The Hawker Hedgehog was a three-seat reconnaissance biplane, to be used for naval scouting, produced to meet Air Ministry Specification 37/22.

It was designed in 1923, and had its first flight the next year, piloted by F. P. Raynham.
The crew consisted of the pilot, an observer and an air gunner. Its construction was typical of the period: a wooden structure covered with fabric. The powerplant was a nine-cylinder Bristol Jupiter IV radial engine driving a two-bladed wooden propeller.

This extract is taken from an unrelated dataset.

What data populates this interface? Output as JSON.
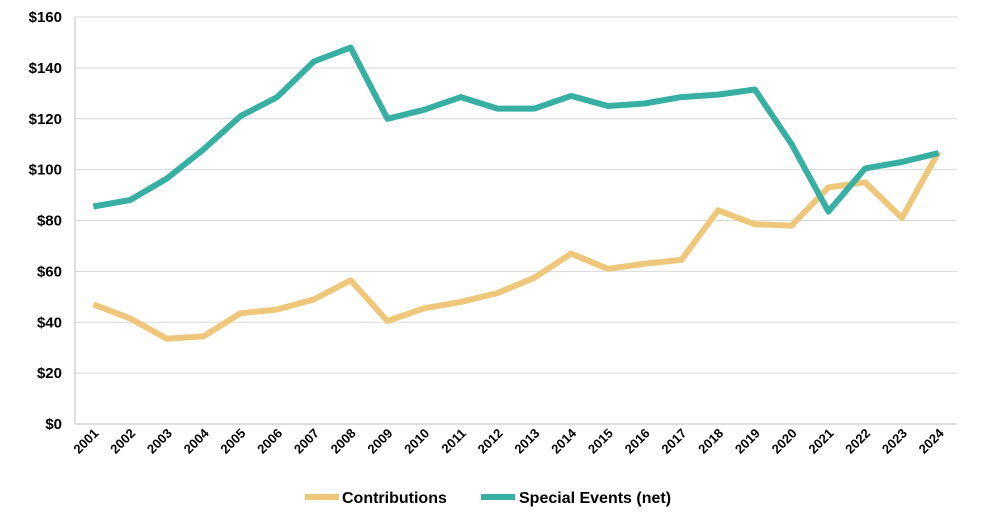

While testing was successful, on completion of the flight tests, the project was cancelled. This was due to the Hedgehog's performance not being sufficiently better than the existing aircraft used for naval reconnaissance, the Avro Bison and Blackburn Blackburn. Consequently, only one prototype was built. The armament of the aircraft was one fixed forward-firing .303 in (7.7 mm) Vickers gun and one .303 in (7.7 mm) Lewis gun on a Scarff ring in the rear cockpit. The aircraft was fitted with floats that contained wheels to enable use as an amphibian. The wings could be folded, so that the width was reduced to 16 ft 7½ in (4.87 m) for storage.